50* Almost any creole or pidgin language will sound like this to speakers of the language it draws most of its words from. For example, The Lord's Prayer in Hawaiian pidgin (mainly a combination of English and Hawaiian) looks like this:
51-->God, you our Fadda, you stay inside da sky. We like all da peopo know fo shua how you stay, An dat you stay good an spesho, An we like dem give you plenny respeck. We like you come King fo everybody now. We like everybody make jalike you like, Ova hea inside da world, Jalike da angel guys up inside da sky make jalike you like. Give us da food we need fo today an every day. Hemmo our shame, an let us go fo all da kine bad stuff we do to you, Jalike us guys let da odda guys go awready, And we no stay huhu wit dem Fo all da kine bad stuff dey do to us. No let us get chance fo do bad kine stuff, But take us outa dea, so da Bad Guy no can hurt us. Cuz you our King. You get da real power, An you stay awesome foeva. Dass it!
52** In linguistic terminology, pidgins are contact languages improvised when speakers of different languages have to communicate on an ongoing basis. They are generally based on the vocabulary of one language (usually the most powerful group's language) with a simplified version of the grammar of the speaker's own language. Because it's improvised by adult speakers, who are often from multiple different first languages, a pidgin doesn't typically have a coherent grammar. However, when pidgin speakers have children with each other and the children grow up acquiring the pidgin as their first language, their language acquisition process transforms it into a creole -- a version of the pidgin with as coherent and consistent a system of grammar as any other language, although it may be quite different from the source languages.
53* [[http://en.wikipedia.org/wiki/Expressive_aphasia Expressive aphasia]] is an involuntary version of this.
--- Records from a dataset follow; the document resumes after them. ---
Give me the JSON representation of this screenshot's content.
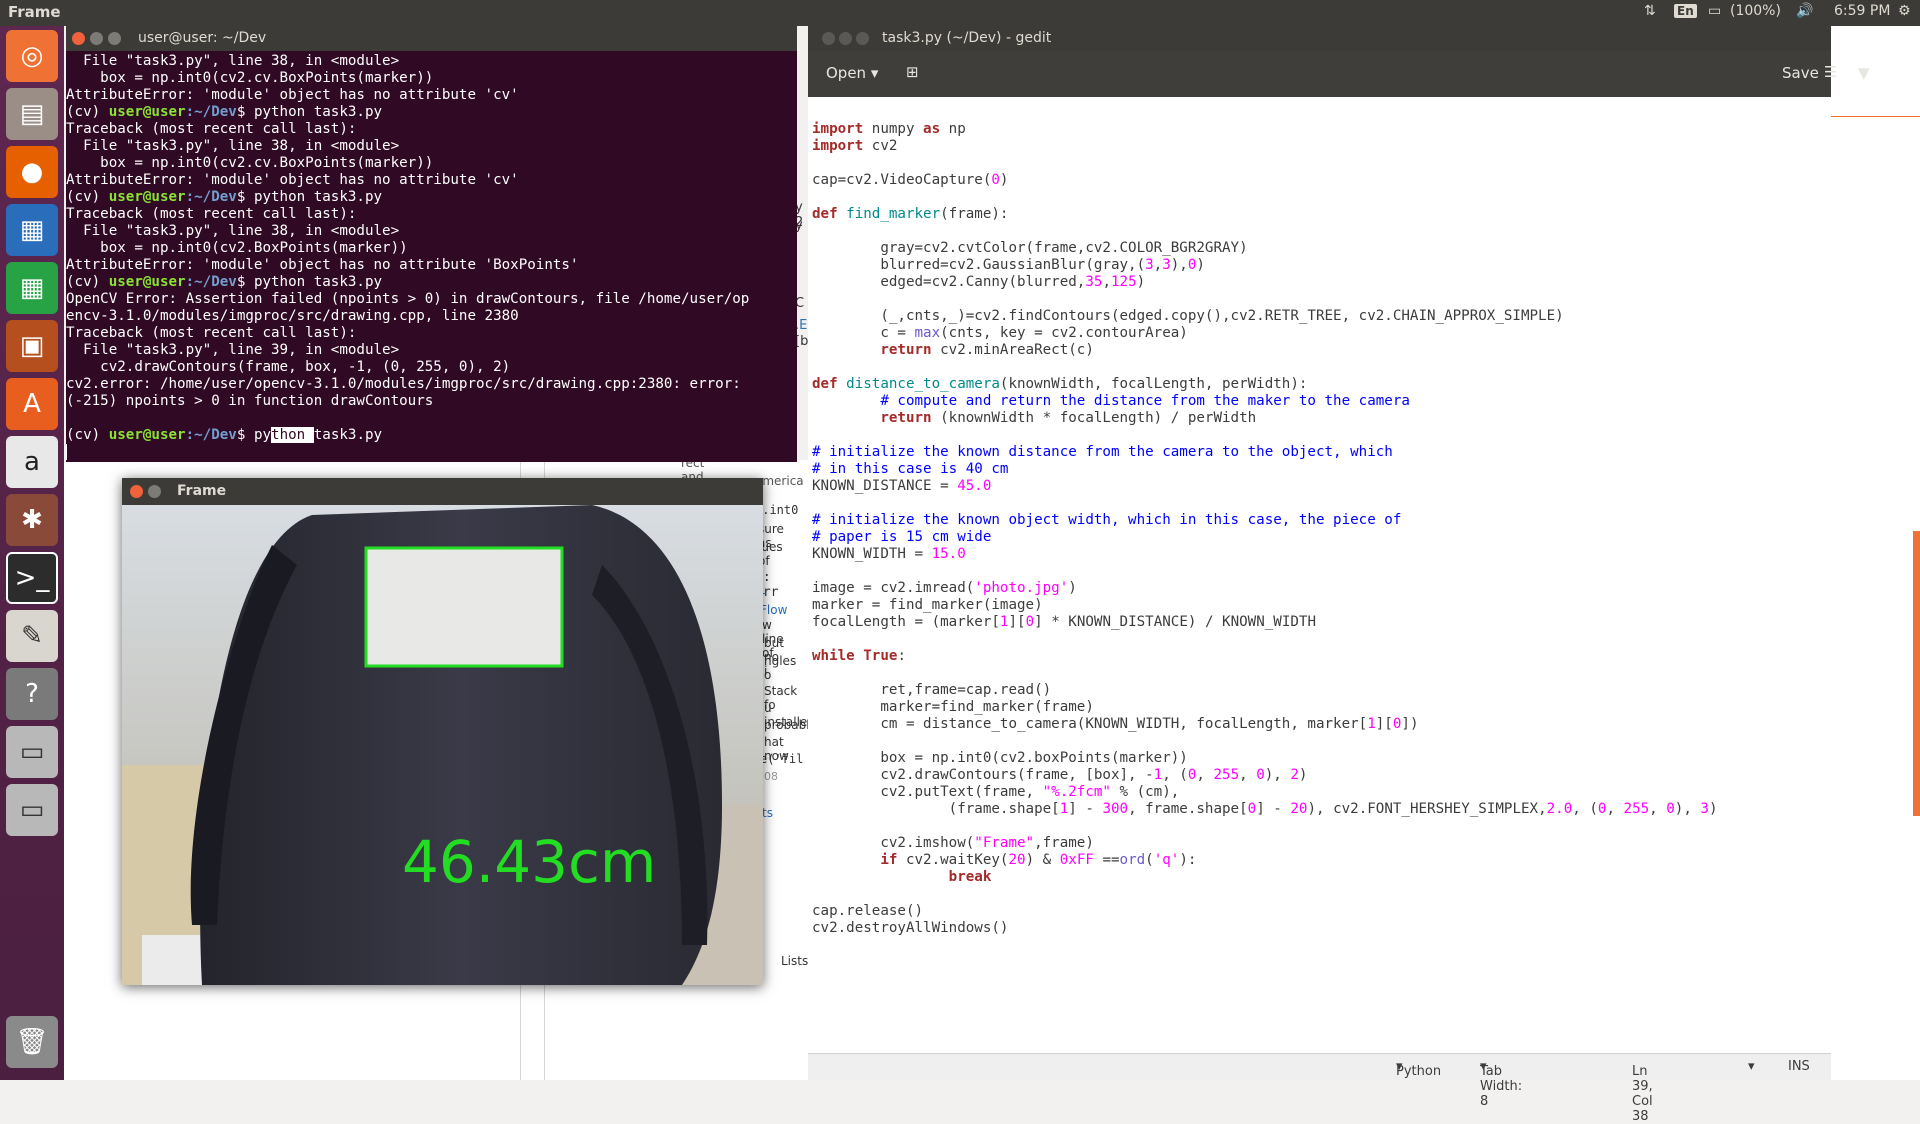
{
  "top_panel": {
    "app_name": "Frame",
    "keyboard_layout": "En",
    "battery": "(100%)",
    "time": "6:59 PM"
  },
  "launcher": {
    "items": [
      "ubuntu-dash-icon",
      "files-icon",
      "firefox-icon",
      "writer-icon",
      "calc-icon",
      "impress-icon",
      "software-center-icon",
      "amazon-icon",
      "system-settings-icon",
      "terminal-icon",
      "text-editor-icon",
      "help-icon",
      "drive-icon",
      "drive-icon",
      "trash-icon"
    ]
  },
  "terminal": {
    "title": "user@user: ~/Dev",
    "prompt_env": "(cv) ",
    "prompt_user": "user@user",
    "prompt_path": ":~/Dev",
    "prompt_symbol": "$ ",
    "lines": [
      "  File \"task3.py\", line 38, in <module>",
      "    box = np.int0(cv2.cv.BoxPoints(marker))",
      "AttributeError: 'module' object has no attribute 'cv'",
      "PROMPT python task3.py",
      "Traceback (most recent call last):",
      "  File \"task3.py\", line 38, in <module>",
      "    box = np.int0(cv2.cv.BoxPoints(marker))",
      "AttributeError: 'module' object has no attribute 'cv'",
      "PROMPT python task3.py",
      "Traceback (most recent call last):",
      "  File \"task3.py\", line 38, in <module>",
      "    box = np.int0(cv2.BoxPoints(marker))",
      "AttributeError: 'module' object has no attribute 'BoxPoints'",
      "PROMPT python task3.py",
      "OpenCV Error: Assertion failed (npoints > 0) in drawContours, file /home/user/op",
      "encv-3.1.0/modules/imgproc/src/drawing.cpp, line 2380",
      "Traceback (most recent call last):",
      "  File \"task3.py\", line 39, in <module>",
      "    cv2.drawContours(frame, box, -1, (0, 255, 0), 2)",
      "cv2.error: /home/user/opencv-3.1.0/modules/imgproc/src/drawing.cpp:2380: error:",
      "(-215) npoints > 0 in function drawContours",
      ""
    ],
    "last_cmd_pre": "py",
    "last_cmd_sel": "thon ",
    "last_cmd_post": "task3.py"
  },
  "gedit": {
    "title": "task3.py (~/Dev) - gedit",
    "open_label": "Open",
    "save_label": "Save",
    "status": {
      "language": "Python",
      "tab_width": "Tab Width: 8",
      "position": "Ln 39, Col 38",
      "mode": "INS"
    },
    "code": [
      "import numpy as np",
      "import cv2",
      "",
      "cap=cv2.VideoCapture(0)",
      "",
      "def find_marker(frame):",
      "",
      "        gray=cv2.cvtColor(frame,cv2.COLOR_BGR2GRAY)",
      "        blurred=cv2.GaussianBlur(gray,(3,3),0)",
      "        edged=cv2.Canny(blurred,35,125)",
      "",
      "        (_,cnts,_)=cv2.findContours(edged.copy(),cv2.RETR_TREE, cv2.CHAIN_APPROX_SIMPLE)",
      "        c = max(cnts, key = cv2.contourArea)",
      "        return cv2.minAreaRect(c)",
      "",
      "def distance_to_camera(knownWidth, focalLength, perWidth):",
      "        # compute and return the distance from the maker to the camera",
      "        return (knownWidth * focalLength) / perWidth",
      "",
      "# initialize the known distance from the camera to the object, which",
      "# in this case is 40 cm",
      "KNOWN_DISTANCE = 45.0",
      "",
      "# initialize the known object width, which in this case, the piece of",
      "# paper is 15 cm wide",
      "KNOWN_WIDTH = 15.0",
      "",
      "image = cv2.imread('photo.jpg')",
      "marker = find_marker(image)",
      "focalLength = (marker[1][0] * KNOWN_DISTANCE) / KNOWN_WIDTH",
      "",
      "while True:",
      "",
      "        ret,frame=cap.read()",
      "        marker=find_marker(frame)",
      "        cm = distance_to_camera(KNOWN_WIDTH, focalLength, marker[1][0])",
      "",
      "        box = np.int0(cv2.boxPoints(marker))",
      "        cv2.drawContours(frame, [box], -1, (0, 255, 0), 2)",
      "        cv2.putText(frame, \"%.2fcm\" % (cm),",
      "                (frame.shape[1] - 300, frame.shape[0] - 20), cv2.FONT_HERSHEY_SIMPLEX,2.0, (0, 255, 0), 3)",
      "",
      "        cv2.imshow(\"Frame\",frame)",
      "        if cv2.waitKey(20) & 0xFF ==ord('q'):",
      "                break",
      "",
      "cap.release()",
      "cv2.destroyAllWindows()"
    ]
  },
  "frame_window": {
    "title": "Frame",
    "distance_text": "46.43cm",
    "box_color": "#22dd22"
  },
  "background_fragments": [
    "y 2",
    "y",
    "ct",
    "C",
    "ct",
    ".E",
    "[b",
    "rect and box lines",
    "america",
    "p.int0",
    "sure as",
    "lues of",
    "]: arr",
    "r Flow",
    "w line of",
    "but no i",
    "ngles o",
    "Stack fo",
    "u installe",
    "probably",
    "hat now",
    "e('fil",
    "08",
    "ts",
    "Lists"
  ]
}
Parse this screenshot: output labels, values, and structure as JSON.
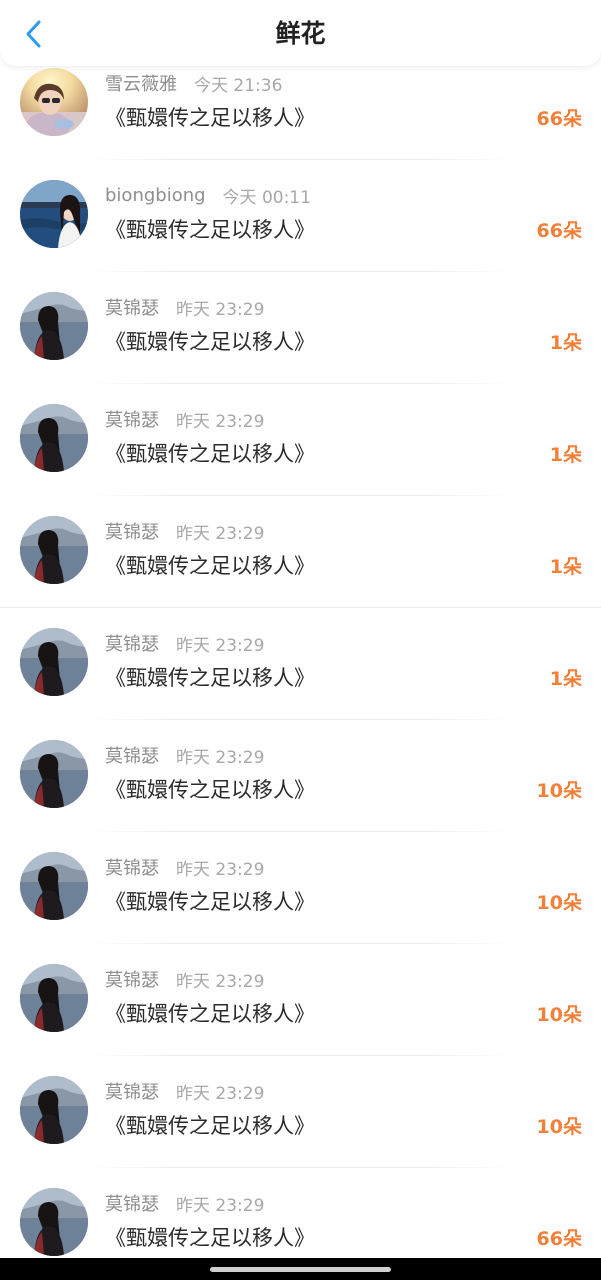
{
  "header": {
    "title": "鲜花"
  },
  "records": [
    {
      "user": "雪云薇雅",
      "time": "今天 21:36",
      "book": "《甄嬛传之足以移人》",
      "amount": "66朵",
      "avatar": "sunny-girl"
    },
    {
      "user": "biongbiong",
      "time": "今天 00:11",
      "book": "《甄嬛传之足以移人》",
      "amount": "66朵",
      "avatar": "lake-girl"
    },
    {
      "user": "莫锦瑟",
      "time": "昨天 23:29",
      "book": "《甄嬛传之足以移人》",
      "amount": "1朵",
      "avatar": "seaside-girl"
    },
    {
      "user": "莫锦瑟",
      "time": "昨天 23:29",
      "book": "《甄嬛传之足以移人》",
      "amount": "1朵",
      "avatar": "seaside-girl"
    },
    {
      "user": "莫锦瑟",
      "time": "昨天 23:29",
      "book": "《甄嬛传之足以移人》",
      "amount": "1朵",
      "avatar": "seaside-girl"
    },
    {
      "user": "莫锦瑟",
      "time": "昨天 23:29",
      "book": "《甄嬛传之足以移人》",
      "amount": "1朵",
      "avatar": "seaside-girl"
    },
    {
      "user": "莫锦瑟",
      "time": "昨天 23:29",
      "book": "《甄嬛传之足以移人》",
      "amount": "10朵",
      "avatar": "seaside-girl"
    },
    {
      "user": "莫锦瑟",
      "time": "昨天 23:29",
      "book": "《甄嬛传之足以移人》",
      "amount": "10朵",
      "avatar": "seaside-girl"
    },
    {
      "user": "莫锦瑟",
      "time": "昨天 23:29",
      "book": "《甄嬛传之足以移人》",
      "amount": "10朵",
      "avatar": "seaside-girl"
    },
    {
      "user": "莫锦瑟",
      "time": "昨天 23:29",
      "book": "《甄嬛传之足以移人》",
      "amount": "10朵",
      "avatar": "seaside-girl"
    },
    {
      "user": "莫锦瑟",
      "time": "昨天 23:29",
      "book": "《甄嬛传之足以移人》",
      "amount": "66朵",
      "avatar": "seaside-girl"
    }
  ],
  "icons": {
    "back": "chevron-left-icon"
  },
  "colors": {
    "accent_blue": "#2e9bf0",
    "amount_orange": "#f0803a",
    "title": "#222222",
    "meta_gray": "#8f8f8f"
  }
}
Basically, the Broca's area--the part of the brain that controls grammar--is damaged. Sufferers of this condition typically speak very slowly and their sentences often lack pronouns, articles, and conjunctions. Instead of saying "There are three bowls in the cabinet," a person with expressive aphasia would say "bowl bowl bowl three cabinet."
54* The development of English itself is bound up in this trope. Old English, having developed from several West Germanic dialects along the North Sea coast and later coming into extensive contact with Old Norse, was losing many inflections well before 1066. As for afterward, many described the developing standard as what Norman soldiers used to chat up Saxon barmaids.
55* ''Very'' common in the Canadian Armed Forces, as their military is entirely bilingual but its members on an individual level may not be, leading to such conversations between an entirely English and an entirely French soldier trying in vain to communicate to each other. The nickname for a soldier who can barely speak the language (for example, a Quebec man posted to British Columbia, the western-most and almost exclusively English province) is a "Yes-No-Toaster", as it's joked the only three English words they are guaranteed to know are yes, no, and toaster[[note]]While the French word for a toaster is "grille-pain", French Canadians still say "toaster" due to BrandNameTakeover[[/note]].
56-->'''English Soldier:''' Do you have 404s?
57-->'''French Soldier:''' Yes, no... le le le... toaster?
58* Many children go through a stage of this, known as overregularization, such as saying "he runned" instead of "he ran." (In fact, children often ''start off'' saying "He ran," having acquired each form one by one, and ''later'' start saying "He runned" as they acquire the past tense rule and generalize it, eventually reacquiring "He ran" as an exception.) Researchers have studied this as an important milestone in language development.